A call from George Walker for some woodworking proverbs and Laws according to Murphy caused me to reflect on a few moments during my career. I will recount some of the more amusing occurrences at a later time, but I’d like to relate one particular anecdote now.
In the mid-eighties I had the pleasure of meeting the legendary jazz musician, critic and raconteur, George Melly and his long-time friend, bohemian, painter and journalist, Molly Parkin.
They wandered around the workshop taking in the ambiance and pausing to look at the various works in progress. Molly seemed genuinely interested in a mahogany chest of drawers I was working on. Not having previously met Molly, I can’t be certain she was completely sober; the pervasion of her aroma overwhelmed the workshop’s usual odour of animal glue, methylated spirits and turpentine.
She ran her fingertips slowly along the chest’s glowing top moulding and enquired how I managed to obtain such a lustrous finish as all her attempts at waxing had apparently ended up with duller looking furniture. Gesturing towards the wax polish in an old fruit tin she urged seductively “You must give me your recipe”.

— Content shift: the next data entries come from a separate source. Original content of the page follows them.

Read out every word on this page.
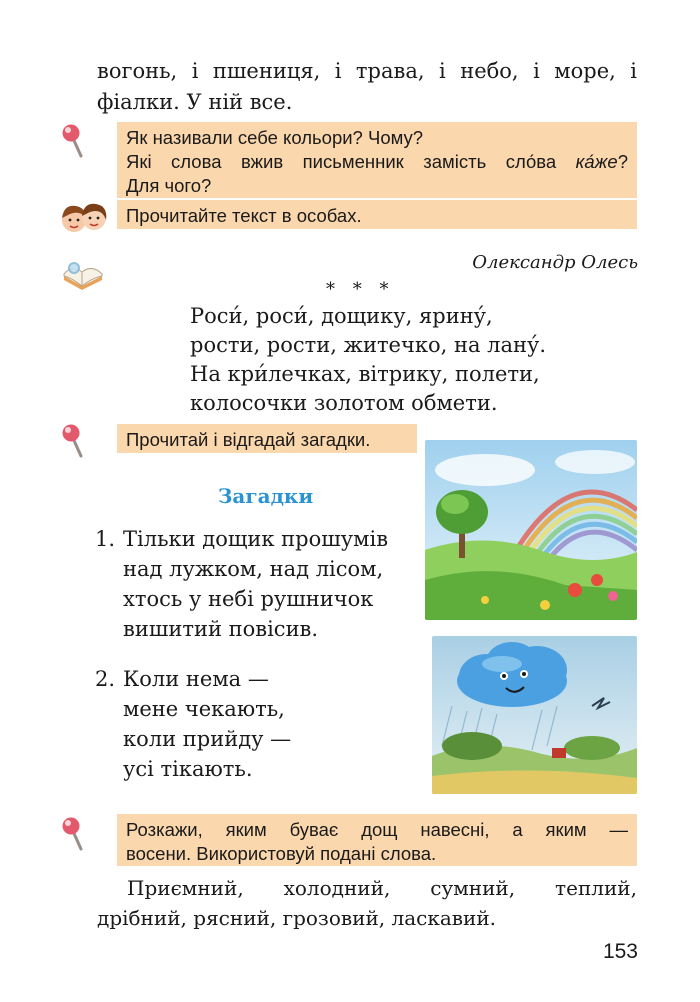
вогонь, і пшениця, і трава, і небо, і море, і
фіалки. У ній все.
Як називали себе кольори? Чому?
Які слова вжив письменник замість сло́ва ка́же?
Для чого?
Прочитайте текст в особах.
Олександр Олесь
* * *
Роси́, роси́, дощику, ярину́,
рости, рости, житечко, на лану́.
На кри́лечках, вітрику, полети,
колосочки золотом обмети.
Прочитай і відгадай загадки.
Загадки
1. Тільки дощик прошумів
над лужком, над лісом,
хтось у небі рушничок
вишитий повісив.
2. Коли нема —
мене чекають,
коли прийду —
усі тікають.
Розкажи, яким буває дощ навесні, а яким —
восени. Використовуй подані слова.
Приємний, холодний, сумний, теплий,
дрібний, рясний, грозовий, ласкавий.
153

Recognising an opportunity for a bit of harmless fun, I furtively glanced first to the left and then to the right and leaning in close to Molly, I demanded “Can you keep a secret?”
“Yes, yes!” she enthused.
“It’s actually very simple” I assured her. “I have a friend who is the Head Elephant Keeper at Chester Zoo and twice a year he sends me a quantity of elephant’s cerumen. “Elephants’ ear wax” I reaffirmed.
Molly was now staring, mouth agape. I glanced about again and continued, “I blend the cerumen with beeswax and turpentine to produce the definitive furniture wax; the results of which you see here.”

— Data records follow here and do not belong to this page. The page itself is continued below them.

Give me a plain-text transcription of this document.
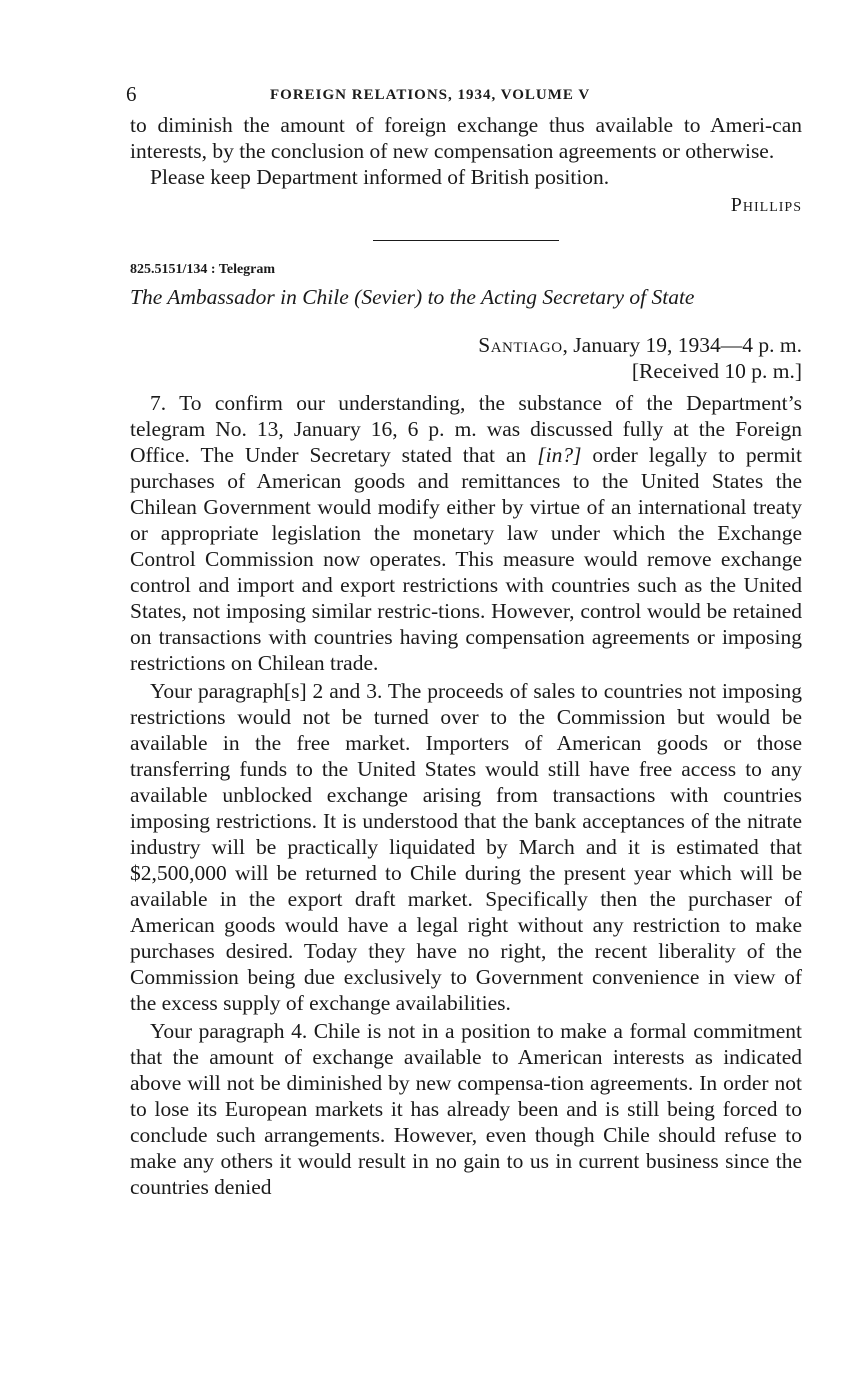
6	FOREIGN RELATIONS, 1934, VOLUME V

to diminish the amount of foreign exchange thus available to Ameri-can interests, by the conclusion of new compensation agreements or otherwise.

Please keep Department informed of British position.

Phillips
825.5151/134 : Telegram
The Ambassador in Chile (Sevier) to the Acting Secretary of State
Santiago, January 19, 1934—4 p. m.
[Received 10 p. m.]

7. To confirm our understanding, the substance of the Department’s telegram No. 13, January 16, 6 p. m. was discussed fully at the Foreign Office. The Under Secretary stated that an [in?] order legally to permit purchases of American goods and remittances to the United States the Chilean Government would modify either by virtue of an international treaty or appropriate legislation the monetary law under which the Exchange Control Commission now operates. This measure would remove exchange control and import and export restrictions with countries such as the United States, not imposing similar restric-tions. However, control would be retained on transactions with countries having compensation agreements or imposing restrictions on Chilean trade.

Your paragraph[s] 2 and 3. The proceeds of sales to countries not imposing restrictions would not be turned over to the Commission but would be available in the free market. Importers of American goods or those transferring funds to the United States would still have free access to any available unblocked exchange arising from transactions with countries imposing restrictions. It is understood that the bank acceptances of the nitrate industry will be practically liquidated by March and it is estimated that $2,500,000 will be returned to Chile during the present year which will be available in the export draft market. Specifically then the purchaser of American goods would have a legal right without any restriction to make purchases desired. Today they have no right, the recent liberality of the Commission being due exclusively to Government convenience in view of the excess supply of exchange availabilities.

Your paragraph 4. Chile is not in a position to make a formal commitment that the amount of exchange available to American interests as indicated above will not be diminished by new compensa-tion agreements. In order not to lose its European markets it has already been and is still being forced to conclude such arrangements. However, even though Chile should refuse to make any others it would result in no gain to us in current business since the countries denied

“Fascinating! Truly fascinating!” Molly gushed. “The director of London Zoo happens to be a very dear friend of mine. I shall call him the moment I get back to London.”
Did I go too far? Possibly. Was the situation retrievable? Unlikely… so I had to let it go.
The upside was, that from that day forth, I have sold Elephant’s Earwax© and given small jars of it as lagniappes to favoured customers, all of whom, if they enquired, have been told the story of ‘my friend in Chester’. It is, despite its less than exotic ingredients, a genuinely good furniture wax!